May 18, 2016 | By Andre

If you’ve been exposed to 3D printing at all, you’ll likely be familiar with the little ridges that make their way up the exterior of any given print. These visible lines are a result of the material layering process that is at the core to how 3D printers work their magic.

Of course, while some people don’t mind the little lines, others find it takes away from the final aesthetic of the finished product and would do anything in their power to get rid of them. Solutions thus far have been a mix of simply printing at a much higher resolution (which often means longer print times) or alternatively by using solvents to melt the piece smooth (meaning a sacrifice in surface detail).

Sculpteo, one of the world’s largest 3D print service providers, has announced at the Rapid Today additive manufacturing conference in Orlando a new smoothing technique they’ve called Smoothing Beautifier.

While still sparse when it comes to details, the new smoothing technology revolves around a chemical process applied to SLS printed parts. SLS (or selective laser sintering) involves laser based hardening at specific points of a powder bed, one layer at a time just like every 3D printing process around. From my experience, SLS prints are already much finer in finish than your typical FDM plastic print out but generally come with a rough, powdery feeling finish.

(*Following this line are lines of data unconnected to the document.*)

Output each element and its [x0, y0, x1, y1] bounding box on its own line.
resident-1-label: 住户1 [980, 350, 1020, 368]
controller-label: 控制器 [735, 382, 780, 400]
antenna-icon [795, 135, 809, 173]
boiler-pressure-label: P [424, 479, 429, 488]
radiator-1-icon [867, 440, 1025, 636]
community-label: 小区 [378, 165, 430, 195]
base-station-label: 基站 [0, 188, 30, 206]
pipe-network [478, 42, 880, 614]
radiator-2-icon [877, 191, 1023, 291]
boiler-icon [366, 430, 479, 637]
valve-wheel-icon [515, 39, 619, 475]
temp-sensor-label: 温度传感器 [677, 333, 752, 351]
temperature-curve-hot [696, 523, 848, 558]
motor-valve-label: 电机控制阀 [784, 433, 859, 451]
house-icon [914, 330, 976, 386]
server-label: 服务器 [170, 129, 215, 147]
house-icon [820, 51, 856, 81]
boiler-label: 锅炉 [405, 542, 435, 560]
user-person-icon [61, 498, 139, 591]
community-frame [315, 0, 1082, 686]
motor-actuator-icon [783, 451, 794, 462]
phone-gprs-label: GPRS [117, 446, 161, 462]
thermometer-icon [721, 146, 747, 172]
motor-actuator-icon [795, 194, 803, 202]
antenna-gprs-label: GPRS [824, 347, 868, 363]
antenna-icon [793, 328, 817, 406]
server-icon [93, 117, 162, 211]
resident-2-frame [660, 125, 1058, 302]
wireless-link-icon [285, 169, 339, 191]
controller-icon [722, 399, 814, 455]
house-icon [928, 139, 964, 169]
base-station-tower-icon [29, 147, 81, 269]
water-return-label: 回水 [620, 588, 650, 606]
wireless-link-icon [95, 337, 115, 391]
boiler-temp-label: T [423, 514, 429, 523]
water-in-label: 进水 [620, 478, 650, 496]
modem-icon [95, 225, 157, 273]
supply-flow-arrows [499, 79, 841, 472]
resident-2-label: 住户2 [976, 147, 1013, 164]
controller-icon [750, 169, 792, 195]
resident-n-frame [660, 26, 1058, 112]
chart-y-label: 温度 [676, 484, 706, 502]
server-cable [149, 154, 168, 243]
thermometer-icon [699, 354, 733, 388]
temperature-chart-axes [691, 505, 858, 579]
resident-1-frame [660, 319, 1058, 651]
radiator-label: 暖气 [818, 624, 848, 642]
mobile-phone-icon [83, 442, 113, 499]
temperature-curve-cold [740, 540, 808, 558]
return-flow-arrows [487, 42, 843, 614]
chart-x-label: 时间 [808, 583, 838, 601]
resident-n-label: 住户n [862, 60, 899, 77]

It’s that finish that Sculpteo hopes to do away with thanks in part to their smoothing beautifier. Unfortunately, perhaps for now, all they say about the process is that the “physicochemical reaction uses an exclusive process to create surfaces that look like they were injected.” Of course, it being a patent-pending process gives credence to them not wanting to give out all their secrets too early.

Beyond this, they’ve divulged that it’ll be available on their white nylon based 3D prints (colour at a later date), it has a limit of 140x120x90mm in print size, three extra days to their 3D print turnaround will be added with a yet to be elaborated additional cost.

Unfortunately, just as is the case with acetone smoothing of ABS parts, the smoothing may disolve fine features that you would much rather maintain. A fairly staunch disclaimer at the bottom of the company’s announcement notes that “the physicochemical reaction can indeed introduce transformations to the parts such as minor geometrical changes or a loss of detail. Designs that include very intricate geometries, hollowed parts or sharp angles/edges can suffer appearance transformations.”

This, although unfortunate in some situations, likely won’t be a problem to most people that can’t stand the rough nature of 3D prints, SLS or otherwise. To get things moving, Sculpteo is pushing ahead with a beta program that its members are free to join today.

Since I’m in the camp of “those print lines don’t bother me” I won’t be rushing to sign up just yet, but it’s increasing 3D print order choices like this that will keep Sculpteo in the competitive forefront as the service industry continues to heat up. I’m eager to see more results and information as the beta program evolves.